楔~くさび~


次のクールもドラマに出ることになり、私は大学と仕事の両立でとても忙しかった。


でも逆にそれがよかったのかもしれない。


その間はマオを忘れられたから。


そんなある日。


仕事が終わって深夜2時。


疲れきってエレベーターで部屋までのぼる。


バッグから鍵を出して、・・・目をあげるとその瞬間、私の部屋の前でたってるマオを見つけた。


「マオ・・・」


「ピカ。何で?どうして電話に出てくれないの?家に来ても出てくれないし。何があったんだよ」


「は?それはこっちのセリフだし」


鍵を開けて部屋に入ろうとする。マオが部屋の扉を強引に開ける。


「ちょっと、やめてよ。
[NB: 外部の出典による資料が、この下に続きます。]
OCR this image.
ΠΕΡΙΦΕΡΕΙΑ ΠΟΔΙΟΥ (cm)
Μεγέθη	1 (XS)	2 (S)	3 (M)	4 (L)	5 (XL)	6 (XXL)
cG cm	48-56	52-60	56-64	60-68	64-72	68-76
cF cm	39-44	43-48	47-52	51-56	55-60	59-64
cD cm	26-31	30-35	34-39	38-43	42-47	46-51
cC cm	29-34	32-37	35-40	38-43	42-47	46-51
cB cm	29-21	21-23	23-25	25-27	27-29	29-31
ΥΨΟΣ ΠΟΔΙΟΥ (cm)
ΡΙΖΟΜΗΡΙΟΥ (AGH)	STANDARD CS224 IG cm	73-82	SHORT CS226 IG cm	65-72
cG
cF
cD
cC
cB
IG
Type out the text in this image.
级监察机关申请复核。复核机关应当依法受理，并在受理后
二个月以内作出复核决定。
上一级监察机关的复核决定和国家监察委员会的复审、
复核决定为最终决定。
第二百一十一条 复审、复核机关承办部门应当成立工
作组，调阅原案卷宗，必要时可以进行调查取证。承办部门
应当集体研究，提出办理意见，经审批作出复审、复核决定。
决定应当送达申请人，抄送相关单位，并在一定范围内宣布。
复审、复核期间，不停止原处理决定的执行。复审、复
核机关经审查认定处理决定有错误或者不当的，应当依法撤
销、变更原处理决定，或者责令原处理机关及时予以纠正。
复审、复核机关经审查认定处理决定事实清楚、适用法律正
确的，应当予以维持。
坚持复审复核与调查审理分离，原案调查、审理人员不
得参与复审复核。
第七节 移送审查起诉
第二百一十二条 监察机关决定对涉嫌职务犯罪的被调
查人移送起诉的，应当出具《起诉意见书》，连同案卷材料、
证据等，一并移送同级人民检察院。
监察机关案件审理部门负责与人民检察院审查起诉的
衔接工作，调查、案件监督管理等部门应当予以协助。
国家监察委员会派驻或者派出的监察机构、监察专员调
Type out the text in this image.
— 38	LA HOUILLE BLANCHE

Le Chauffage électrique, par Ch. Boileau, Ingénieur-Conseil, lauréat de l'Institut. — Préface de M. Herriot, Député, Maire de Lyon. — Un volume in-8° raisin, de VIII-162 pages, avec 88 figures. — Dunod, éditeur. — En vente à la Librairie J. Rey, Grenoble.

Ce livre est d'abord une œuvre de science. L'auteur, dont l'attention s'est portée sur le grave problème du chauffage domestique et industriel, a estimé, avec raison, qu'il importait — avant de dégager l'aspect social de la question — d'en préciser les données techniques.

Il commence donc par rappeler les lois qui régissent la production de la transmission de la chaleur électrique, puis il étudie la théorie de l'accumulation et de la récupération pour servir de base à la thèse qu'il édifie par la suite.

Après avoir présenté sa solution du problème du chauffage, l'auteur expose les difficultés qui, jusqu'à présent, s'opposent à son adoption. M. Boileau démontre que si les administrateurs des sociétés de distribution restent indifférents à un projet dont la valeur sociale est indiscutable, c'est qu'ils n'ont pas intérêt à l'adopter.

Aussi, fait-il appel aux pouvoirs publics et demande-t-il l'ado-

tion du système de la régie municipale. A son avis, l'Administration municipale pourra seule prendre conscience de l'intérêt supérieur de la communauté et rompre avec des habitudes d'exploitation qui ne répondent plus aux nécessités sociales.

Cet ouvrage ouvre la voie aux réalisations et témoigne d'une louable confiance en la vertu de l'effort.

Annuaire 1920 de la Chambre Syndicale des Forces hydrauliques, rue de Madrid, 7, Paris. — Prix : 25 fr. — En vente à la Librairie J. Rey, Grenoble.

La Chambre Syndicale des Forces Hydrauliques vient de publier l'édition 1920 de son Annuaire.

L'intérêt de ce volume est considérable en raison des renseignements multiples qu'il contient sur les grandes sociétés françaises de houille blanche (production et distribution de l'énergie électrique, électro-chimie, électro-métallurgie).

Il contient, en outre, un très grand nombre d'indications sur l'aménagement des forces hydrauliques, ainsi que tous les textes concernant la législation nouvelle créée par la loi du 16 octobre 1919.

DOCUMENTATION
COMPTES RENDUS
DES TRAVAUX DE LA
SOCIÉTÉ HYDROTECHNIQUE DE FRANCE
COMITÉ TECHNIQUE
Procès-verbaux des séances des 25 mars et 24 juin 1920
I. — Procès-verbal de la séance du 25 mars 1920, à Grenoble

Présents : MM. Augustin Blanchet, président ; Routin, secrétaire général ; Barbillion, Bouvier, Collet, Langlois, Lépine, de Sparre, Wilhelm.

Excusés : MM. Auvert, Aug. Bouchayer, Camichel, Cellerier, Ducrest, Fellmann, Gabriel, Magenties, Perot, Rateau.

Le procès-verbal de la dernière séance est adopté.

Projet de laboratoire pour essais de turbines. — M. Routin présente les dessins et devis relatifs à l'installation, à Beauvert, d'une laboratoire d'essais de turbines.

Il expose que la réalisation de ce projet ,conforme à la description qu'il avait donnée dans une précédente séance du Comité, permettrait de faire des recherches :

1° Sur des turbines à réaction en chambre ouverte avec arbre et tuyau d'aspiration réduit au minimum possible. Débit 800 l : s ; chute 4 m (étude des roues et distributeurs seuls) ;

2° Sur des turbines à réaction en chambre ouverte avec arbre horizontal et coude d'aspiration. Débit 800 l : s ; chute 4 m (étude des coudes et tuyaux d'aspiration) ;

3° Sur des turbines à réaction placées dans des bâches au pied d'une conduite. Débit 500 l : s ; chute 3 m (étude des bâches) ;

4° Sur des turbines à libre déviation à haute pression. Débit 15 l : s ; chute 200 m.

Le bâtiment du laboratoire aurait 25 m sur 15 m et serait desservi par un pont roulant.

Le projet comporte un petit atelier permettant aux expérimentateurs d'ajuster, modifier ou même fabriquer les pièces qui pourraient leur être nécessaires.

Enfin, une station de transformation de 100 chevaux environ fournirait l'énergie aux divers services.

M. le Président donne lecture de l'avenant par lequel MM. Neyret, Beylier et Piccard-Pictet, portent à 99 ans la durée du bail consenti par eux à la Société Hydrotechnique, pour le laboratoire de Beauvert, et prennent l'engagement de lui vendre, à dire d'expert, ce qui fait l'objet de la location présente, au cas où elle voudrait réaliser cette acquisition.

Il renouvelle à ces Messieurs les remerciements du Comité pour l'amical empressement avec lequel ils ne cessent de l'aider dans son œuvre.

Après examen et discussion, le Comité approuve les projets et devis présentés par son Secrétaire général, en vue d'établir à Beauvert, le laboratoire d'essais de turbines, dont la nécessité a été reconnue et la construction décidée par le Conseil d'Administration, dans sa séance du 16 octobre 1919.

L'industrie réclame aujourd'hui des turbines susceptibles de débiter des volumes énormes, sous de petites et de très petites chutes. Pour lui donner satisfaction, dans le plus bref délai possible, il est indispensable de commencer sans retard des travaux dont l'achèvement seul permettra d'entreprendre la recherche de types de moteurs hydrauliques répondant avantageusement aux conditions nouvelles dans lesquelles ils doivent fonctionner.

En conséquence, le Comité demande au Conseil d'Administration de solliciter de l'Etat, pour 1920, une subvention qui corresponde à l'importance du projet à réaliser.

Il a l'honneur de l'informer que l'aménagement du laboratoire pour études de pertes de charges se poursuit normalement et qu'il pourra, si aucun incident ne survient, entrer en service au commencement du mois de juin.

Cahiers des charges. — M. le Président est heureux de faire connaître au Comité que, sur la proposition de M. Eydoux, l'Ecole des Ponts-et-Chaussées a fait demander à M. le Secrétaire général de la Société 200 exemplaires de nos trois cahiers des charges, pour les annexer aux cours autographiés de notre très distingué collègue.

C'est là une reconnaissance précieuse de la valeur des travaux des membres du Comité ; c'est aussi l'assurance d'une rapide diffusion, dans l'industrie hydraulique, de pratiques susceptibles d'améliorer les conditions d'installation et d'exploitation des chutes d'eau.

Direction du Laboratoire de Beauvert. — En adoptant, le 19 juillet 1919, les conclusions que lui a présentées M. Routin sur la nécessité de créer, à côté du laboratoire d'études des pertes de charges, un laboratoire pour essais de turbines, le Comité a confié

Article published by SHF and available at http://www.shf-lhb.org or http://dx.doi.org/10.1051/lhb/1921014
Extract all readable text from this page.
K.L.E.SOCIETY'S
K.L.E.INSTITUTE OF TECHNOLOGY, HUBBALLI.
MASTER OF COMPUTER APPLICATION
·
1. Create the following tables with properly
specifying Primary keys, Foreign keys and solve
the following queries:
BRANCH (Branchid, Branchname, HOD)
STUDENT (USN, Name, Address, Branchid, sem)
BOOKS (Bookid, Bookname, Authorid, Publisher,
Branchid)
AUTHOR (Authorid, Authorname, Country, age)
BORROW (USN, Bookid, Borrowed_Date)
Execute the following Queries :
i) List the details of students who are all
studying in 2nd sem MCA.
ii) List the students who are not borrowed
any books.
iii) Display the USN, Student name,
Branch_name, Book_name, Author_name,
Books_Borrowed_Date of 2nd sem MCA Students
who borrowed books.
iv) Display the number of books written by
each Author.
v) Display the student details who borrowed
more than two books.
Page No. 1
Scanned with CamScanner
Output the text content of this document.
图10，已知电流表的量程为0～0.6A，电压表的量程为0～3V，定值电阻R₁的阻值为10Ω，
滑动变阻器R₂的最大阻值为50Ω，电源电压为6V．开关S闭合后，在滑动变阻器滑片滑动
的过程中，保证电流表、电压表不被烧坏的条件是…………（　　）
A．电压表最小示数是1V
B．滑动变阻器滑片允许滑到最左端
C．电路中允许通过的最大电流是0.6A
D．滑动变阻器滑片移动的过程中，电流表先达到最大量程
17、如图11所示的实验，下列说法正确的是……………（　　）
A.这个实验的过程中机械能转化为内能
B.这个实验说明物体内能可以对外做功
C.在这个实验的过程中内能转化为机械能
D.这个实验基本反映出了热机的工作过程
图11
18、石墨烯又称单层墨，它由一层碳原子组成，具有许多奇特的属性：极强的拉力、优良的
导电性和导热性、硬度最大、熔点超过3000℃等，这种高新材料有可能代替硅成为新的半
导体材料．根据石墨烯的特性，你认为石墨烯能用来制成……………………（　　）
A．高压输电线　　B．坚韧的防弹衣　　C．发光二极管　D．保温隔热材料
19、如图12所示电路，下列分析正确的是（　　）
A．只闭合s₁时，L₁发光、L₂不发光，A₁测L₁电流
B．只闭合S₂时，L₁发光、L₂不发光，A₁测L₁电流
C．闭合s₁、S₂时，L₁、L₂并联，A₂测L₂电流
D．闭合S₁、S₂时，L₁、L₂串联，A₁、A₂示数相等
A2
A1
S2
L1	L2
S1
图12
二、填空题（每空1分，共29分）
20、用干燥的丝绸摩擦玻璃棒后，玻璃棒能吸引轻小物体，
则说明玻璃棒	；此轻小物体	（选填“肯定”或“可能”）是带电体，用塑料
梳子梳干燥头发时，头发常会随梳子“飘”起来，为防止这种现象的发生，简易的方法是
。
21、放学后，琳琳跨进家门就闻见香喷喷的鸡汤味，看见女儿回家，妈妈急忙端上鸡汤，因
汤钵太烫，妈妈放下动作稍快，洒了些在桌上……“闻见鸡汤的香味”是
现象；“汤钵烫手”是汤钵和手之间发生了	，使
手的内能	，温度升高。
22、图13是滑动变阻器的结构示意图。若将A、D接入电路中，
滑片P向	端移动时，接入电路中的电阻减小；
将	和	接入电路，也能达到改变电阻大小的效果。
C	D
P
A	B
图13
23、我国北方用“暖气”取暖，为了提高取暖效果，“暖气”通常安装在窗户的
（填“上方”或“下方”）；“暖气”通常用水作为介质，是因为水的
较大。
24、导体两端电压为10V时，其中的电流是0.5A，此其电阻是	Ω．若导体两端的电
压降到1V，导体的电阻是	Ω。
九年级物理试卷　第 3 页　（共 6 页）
大声だすよ」


「オレ、何かしたか?」


「自分が一番わかってんじゃないの?」



そのとき、マオが一瞬戸惑った顔をした。


「ピカ。確かに嘘をついてたことがある。今日はそのことをちゃんと話そうと思ってきたんだ」


「もうダメ。私はダメ。マオがわかんなくなった。マオの気持ちがわからない。別れよう」



マオの顔色が変った。


「ちょっと待って。ピカ、聞いてくれよ」



そのとき、マオの携帯が鳴った。


「出れば?どうせチサからでしょ?」


少し電話で話をしてたマオが電話を切った。


「ごめん。仕事でトラブルがあったみたいで。終わったら、すぐに戻るから待っててくれる?」


「イヤ」


「お願いだ、ピカ。オレの話を聞いてくれよ」


「早く行けば」


ドアを閉めた。



マオ、そこで途絶えてしまったんだね。私たちの赤い糸は切れちゃったんだね・・・。